Kabul Raporlarını Mükellefe Vermek Zorunlu Olmaktan Çıktı!
Yapılan tam ya da sınırlı vergi incelemesi sonucunda vergi yasalarına aykırı herhangi bir husus bulunamamışsa, vergi inceleme dünyasında “kabul raporu” adı verilen ancak şekli, yapısı standart olmayan bir rapor düzenlenir.
Kabul raporları uygulamada, kimi zaman tek sayfa olarak düzenlenirken kimi zaman da normal rapor formatında hazırlanıp “SONUÇ” bölümünde “Vergi kanunları açısından tenkidi gerektirir bir husus bulunmadığı kanaat ve sonucuna varılmıştır.” diye düzenlenebiliyor.
Şurası da bir gerçek ki gündelik hayatta az sayıda vergi mükellefi veya meslek mensubu (YMM, SMMM) bu raporları görebilmiştir.
Çünkü; az sayıda düzenlenen bu raporların mükellefe verilmesi geçmişte zorunlu değildi.
Ancak Maliye Bakanlığı’nca (Vergi Denetim Kurulu) 31.10.2011 tarihli Resmi Gazetede yayımlanan Vergi İncelemelerinde Uyulacak Usul ve Esaslar Hakkında Yönetmeliğin 19. maddesinin 4. fıkrasında yer alan:
“Vergi kanunlarına göre yapılan incelemeler sonunda eleştiriyi gerektiren bir hususa rastlanmaması halinde bu durum, incelemeyi yapan tarafından düzenlenecek bir rapor ile nezdinde inceleme yapılana bildirilir.” ifadesiyle mükelleflerin bilgi edinmesi alanında önemli bir adım atılmıştı.

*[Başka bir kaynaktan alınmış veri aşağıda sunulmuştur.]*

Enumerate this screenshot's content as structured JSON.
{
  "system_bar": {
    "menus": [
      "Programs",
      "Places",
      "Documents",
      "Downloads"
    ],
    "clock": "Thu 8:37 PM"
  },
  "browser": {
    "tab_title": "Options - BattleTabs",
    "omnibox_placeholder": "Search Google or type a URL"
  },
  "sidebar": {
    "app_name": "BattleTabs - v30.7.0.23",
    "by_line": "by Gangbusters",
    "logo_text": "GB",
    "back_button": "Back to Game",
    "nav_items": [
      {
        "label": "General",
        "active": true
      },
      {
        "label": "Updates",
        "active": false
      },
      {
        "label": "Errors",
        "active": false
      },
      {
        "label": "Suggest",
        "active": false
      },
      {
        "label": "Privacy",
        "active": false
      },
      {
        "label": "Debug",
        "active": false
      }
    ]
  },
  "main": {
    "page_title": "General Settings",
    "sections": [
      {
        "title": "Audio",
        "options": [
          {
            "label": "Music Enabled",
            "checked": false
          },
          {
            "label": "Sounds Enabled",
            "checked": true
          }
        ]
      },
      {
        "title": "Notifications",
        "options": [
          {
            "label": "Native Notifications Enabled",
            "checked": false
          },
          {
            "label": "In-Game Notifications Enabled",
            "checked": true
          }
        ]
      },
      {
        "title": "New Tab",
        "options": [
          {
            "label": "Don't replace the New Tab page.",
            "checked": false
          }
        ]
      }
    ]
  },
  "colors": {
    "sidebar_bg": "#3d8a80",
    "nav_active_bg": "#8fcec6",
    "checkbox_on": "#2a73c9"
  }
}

Kamuoyunca gerekçesi bilinmemekle birlikte, yaklaşık 4 yıldır yürürlükte olan bu düzenleme 6.11.2015 tarihinde yapılan değişiklikle (Md.7) Yönetmelikten çıkarıldı.
Yürürlükte olduğu dönem içinde tek bir standart uygulamanın olmadığı mükelleflerce ve meslek mensuplarınca ifade edilmekteydi; yani kimi zaman denetim elemanlarınca kabul raporları mükelleflerle paylaşılırken kimi zaman da mükellefler bağlı oldukları vergi dairesine başvurarak bu raporları temin edebilmekteydi.
Mükellefler açısından;
- İncelemenin tamamlandığının anlaşılması,
- Kayıt ve işlemlerinin vergi yasalarına uygun olduğunun denetim elemanınca onaylanması
gibi anlamlara gelen uygulama, mükellef hakları açısından olumlu bir düzenleme olmuştu.
Nitekim kabul raporu, vergi mükellefi psikolojisi açısından bir takdirname ya da teşekkürname olarak algılanmaktaydı.
Vergi İncelemelerinde Uyulacak Usul ve Esaslar Hakkında Yönetmelikle sağlanan hakkın Kasım 2015’te ortadan kaldırılmasıyla, 4.12.1963 tarihinde yayımlanan 66 sıra numaralı Vergi Usul Kanunu Genel Tebliği’nde yer alan;
Kanunda vergi tarh ve tebliğ edilmesini gerektirmeyen inceleme raporlarının mükellefe tebliğ edileceğini gösteren bir hüküm mevcut olmadığı gerekçesinden hareketle “vergi incelemesinin (mükellefin beyanının aynen kabulü) şeklinde sonlanması halinde ise inceleme raporunun mükellefe tebliğine mahal olmayıp, raporun mükellefin vergi dairesindeki dosyasına konulmasıyla iktifa edilmesi” şeklindeki ifade yeniden hüküm ifade eder hale geldi.